Dans le   traditionnel dithyrambe d’allégeance, les « créatures » affirment soutenir « énergiquement la lutte menée par les pouvoirs publics contre la corruption [et] la délinquance économique ».

Sous la conduite de Jacques Fame Ndongo, ministre d’Etat, ministre de l’Enseignement supérieur, membre influent du bureau politique (le saint des saints) du RDPC au pouvoir ; l’élite de la région du Sud rappelle que le président Paul Biya n’est pour rien dans l’actuelle campagne contre les détournements de deniers publics.

« Rappelons, à ceux qui feignent de l’ignorer, que Son excellence Monsieur Paul Biya est le garant constitutionnel de l’indépendance de la justice. Celle-ci a toujours dit le droit au nom du peuple camerounais, et dans le sacro-saint principe de la séparation des pouvoirs », font savoir les signataires du document.

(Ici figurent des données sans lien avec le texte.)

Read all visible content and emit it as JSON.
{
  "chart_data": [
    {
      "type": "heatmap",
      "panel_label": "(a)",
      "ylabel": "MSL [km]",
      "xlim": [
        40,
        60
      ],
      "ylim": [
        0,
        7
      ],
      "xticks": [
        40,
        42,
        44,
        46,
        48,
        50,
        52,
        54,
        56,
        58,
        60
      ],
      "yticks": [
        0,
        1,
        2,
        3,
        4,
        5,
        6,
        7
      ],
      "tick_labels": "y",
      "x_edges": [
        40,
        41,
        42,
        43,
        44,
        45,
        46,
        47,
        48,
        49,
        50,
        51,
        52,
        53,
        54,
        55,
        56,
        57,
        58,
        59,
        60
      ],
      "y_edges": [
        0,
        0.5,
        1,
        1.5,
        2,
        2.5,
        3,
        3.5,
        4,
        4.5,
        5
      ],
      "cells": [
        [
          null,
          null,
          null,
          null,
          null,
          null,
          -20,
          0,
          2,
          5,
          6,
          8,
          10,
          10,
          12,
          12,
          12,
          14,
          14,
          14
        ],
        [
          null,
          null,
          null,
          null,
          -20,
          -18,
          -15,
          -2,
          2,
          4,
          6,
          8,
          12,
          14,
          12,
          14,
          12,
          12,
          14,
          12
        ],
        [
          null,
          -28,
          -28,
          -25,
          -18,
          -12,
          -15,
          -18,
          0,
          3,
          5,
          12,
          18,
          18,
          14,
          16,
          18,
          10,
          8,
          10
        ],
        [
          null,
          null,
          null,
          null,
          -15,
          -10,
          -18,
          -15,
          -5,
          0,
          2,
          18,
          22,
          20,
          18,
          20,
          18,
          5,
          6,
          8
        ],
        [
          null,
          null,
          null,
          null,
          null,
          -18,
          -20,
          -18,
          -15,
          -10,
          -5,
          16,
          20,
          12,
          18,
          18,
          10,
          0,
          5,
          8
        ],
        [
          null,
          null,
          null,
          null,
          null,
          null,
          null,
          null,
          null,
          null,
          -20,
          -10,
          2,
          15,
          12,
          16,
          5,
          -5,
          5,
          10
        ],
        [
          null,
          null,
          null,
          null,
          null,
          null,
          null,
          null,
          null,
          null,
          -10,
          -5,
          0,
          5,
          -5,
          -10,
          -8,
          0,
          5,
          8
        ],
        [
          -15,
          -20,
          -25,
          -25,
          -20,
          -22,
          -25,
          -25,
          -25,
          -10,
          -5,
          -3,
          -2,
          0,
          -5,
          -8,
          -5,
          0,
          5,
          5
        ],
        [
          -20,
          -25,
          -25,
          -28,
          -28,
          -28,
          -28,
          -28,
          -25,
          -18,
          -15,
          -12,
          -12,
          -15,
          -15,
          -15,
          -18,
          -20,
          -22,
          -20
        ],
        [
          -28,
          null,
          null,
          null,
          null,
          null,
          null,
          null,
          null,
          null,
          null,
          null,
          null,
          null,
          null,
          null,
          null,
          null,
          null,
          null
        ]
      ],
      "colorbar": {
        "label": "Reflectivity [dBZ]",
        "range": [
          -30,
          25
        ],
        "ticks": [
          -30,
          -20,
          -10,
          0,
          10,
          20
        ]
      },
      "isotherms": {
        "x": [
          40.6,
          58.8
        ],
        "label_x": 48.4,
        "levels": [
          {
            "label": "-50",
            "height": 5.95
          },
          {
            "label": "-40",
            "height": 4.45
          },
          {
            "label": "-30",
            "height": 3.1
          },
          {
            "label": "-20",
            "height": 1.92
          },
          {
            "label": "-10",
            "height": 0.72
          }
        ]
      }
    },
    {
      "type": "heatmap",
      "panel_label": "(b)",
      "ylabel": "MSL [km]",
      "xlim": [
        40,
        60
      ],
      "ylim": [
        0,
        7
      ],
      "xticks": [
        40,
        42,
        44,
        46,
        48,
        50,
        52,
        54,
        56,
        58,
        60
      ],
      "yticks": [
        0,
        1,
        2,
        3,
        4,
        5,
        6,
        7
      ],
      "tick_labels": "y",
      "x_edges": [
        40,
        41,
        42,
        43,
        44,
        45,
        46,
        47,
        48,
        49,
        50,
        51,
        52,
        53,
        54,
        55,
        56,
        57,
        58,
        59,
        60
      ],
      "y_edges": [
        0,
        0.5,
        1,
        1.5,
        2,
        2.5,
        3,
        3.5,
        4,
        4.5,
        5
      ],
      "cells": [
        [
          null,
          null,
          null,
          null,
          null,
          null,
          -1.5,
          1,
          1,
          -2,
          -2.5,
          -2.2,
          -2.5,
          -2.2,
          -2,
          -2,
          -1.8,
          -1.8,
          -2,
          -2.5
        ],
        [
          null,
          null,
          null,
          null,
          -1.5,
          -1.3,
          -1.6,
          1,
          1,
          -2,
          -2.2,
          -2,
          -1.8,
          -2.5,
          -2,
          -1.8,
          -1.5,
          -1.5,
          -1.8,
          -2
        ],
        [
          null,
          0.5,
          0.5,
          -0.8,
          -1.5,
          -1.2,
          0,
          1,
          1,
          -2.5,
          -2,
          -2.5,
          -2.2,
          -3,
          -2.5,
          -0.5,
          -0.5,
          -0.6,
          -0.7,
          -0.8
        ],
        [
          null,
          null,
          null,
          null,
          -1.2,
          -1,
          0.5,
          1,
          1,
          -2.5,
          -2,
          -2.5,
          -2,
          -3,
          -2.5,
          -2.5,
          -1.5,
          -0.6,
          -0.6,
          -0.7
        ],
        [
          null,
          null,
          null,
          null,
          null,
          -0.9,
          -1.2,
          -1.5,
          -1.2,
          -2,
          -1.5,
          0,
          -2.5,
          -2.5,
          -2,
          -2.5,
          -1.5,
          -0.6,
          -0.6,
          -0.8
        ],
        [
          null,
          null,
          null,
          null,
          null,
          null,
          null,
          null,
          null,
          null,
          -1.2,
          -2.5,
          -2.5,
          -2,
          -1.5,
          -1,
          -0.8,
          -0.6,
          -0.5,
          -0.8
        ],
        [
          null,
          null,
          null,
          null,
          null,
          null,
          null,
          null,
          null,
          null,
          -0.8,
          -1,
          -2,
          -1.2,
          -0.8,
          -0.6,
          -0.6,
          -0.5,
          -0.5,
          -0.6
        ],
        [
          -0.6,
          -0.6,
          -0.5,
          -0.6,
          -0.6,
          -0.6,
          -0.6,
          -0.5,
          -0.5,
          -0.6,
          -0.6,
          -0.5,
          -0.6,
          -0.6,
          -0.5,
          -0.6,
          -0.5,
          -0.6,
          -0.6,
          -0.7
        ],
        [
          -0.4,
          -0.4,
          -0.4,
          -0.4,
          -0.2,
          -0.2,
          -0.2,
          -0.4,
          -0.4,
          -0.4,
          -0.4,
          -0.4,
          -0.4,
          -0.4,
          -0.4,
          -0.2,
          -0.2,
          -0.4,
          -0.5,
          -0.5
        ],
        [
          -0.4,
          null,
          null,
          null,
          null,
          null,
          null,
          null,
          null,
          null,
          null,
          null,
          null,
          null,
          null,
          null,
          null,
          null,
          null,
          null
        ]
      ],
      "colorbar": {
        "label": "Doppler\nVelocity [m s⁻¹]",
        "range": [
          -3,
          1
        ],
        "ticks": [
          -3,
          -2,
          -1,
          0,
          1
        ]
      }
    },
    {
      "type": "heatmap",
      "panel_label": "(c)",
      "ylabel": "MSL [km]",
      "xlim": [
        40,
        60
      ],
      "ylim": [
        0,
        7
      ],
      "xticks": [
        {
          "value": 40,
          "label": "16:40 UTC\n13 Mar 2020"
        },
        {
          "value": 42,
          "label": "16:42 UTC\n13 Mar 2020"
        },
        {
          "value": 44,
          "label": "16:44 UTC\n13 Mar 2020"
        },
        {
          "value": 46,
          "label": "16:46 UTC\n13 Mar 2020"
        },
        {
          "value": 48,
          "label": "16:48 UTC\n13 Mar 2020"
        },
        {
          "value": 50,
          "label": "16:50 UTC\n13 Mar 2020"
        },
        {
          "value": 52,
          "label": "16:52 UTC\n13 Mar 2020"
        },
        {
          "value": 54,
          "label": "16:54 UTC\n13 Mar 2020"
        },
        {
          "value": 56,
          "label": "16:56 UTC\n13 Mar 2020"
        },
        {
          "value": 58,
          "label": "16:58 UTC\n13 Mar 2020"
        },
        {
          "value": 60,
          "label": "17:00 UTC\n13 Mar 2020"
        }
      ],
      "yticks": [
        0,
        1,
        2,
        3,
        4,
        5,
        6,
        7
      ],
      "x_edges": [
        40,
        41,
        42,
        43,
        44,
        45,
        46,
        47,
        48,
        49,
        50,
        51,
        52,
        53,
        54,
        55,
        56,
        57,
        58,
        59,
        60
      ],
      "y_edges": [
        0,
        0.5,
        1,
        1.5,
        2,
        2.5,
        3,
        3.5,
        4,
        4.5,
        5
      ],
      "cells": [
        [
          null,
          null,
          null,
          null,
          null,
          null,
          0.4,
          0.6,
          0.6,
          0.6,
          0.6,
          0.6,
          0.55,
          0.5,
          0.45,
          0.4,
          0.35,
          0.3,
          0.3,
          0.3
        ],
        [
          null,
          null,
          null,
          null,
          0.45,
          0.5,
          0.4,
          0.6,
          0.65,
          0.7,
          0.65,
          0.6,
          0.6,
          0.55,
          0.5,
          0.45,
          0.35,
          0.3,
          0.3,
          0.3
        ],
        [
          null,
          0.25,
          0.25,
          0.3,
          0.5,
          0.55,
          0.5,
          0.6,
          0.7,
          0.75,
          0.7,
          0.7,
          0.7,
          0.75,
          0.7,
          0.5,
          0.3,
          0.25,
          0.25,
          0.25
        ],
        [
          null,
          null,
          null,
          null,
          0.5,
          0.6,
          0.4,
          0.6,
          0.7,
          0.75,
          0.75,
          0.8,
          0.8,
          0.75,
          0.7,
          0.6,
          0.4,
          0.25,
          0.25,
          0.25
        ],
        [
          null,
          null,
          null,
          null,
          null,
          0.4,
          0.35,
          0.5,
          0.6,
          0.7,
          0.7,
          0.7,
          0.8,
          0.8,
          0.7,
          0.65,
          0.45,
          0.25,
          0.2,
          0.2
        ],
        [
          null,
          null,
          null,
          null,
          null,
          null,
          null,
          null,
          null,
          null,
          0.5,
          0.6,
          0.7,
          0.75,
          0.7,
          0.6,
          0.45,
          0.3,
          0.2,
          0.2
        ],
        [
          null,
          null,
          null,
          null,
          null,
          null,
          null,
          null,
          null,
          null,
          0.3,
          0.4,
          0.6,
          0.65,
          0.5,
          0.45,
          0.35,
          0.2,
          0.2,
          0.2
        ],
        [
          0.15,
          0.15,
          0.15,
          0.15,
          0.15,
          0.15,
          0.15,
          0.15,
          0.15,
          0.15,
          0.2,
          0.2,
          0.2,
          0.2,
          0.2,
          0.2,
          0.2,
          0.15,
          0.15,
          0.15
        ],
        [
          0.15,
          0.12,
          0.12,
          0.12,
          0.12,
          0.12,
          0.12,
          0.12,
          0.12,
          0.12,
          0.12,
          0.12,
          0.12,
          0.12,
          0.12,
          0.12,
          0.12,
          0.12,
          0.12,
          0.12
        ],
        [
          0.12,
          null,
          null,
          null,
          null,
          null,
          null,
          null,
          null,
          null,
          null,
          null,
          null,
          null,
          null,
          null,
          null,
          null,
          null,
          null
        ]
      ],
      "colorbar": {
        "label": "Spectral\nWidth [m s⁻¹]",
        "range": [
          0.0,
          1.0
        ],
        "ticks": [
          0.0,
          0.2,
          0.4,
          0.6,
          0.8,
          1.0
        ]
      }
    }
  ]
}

En clair le président Paul Biya n’est en rien impliqué dans la procédure judiciaire en cours en ce moment contre son « fils », l’ancien ministre Edgard Alain Mebe Ngo’o.

Ce dernier est en détention provisoire au pénitencier de Kondengui depuis le 8 mars. La justice le soupçonne de surfacturations dans l’achat de matériel militaire du temps où il était ministre de la Défense, entre 2009 et 2015.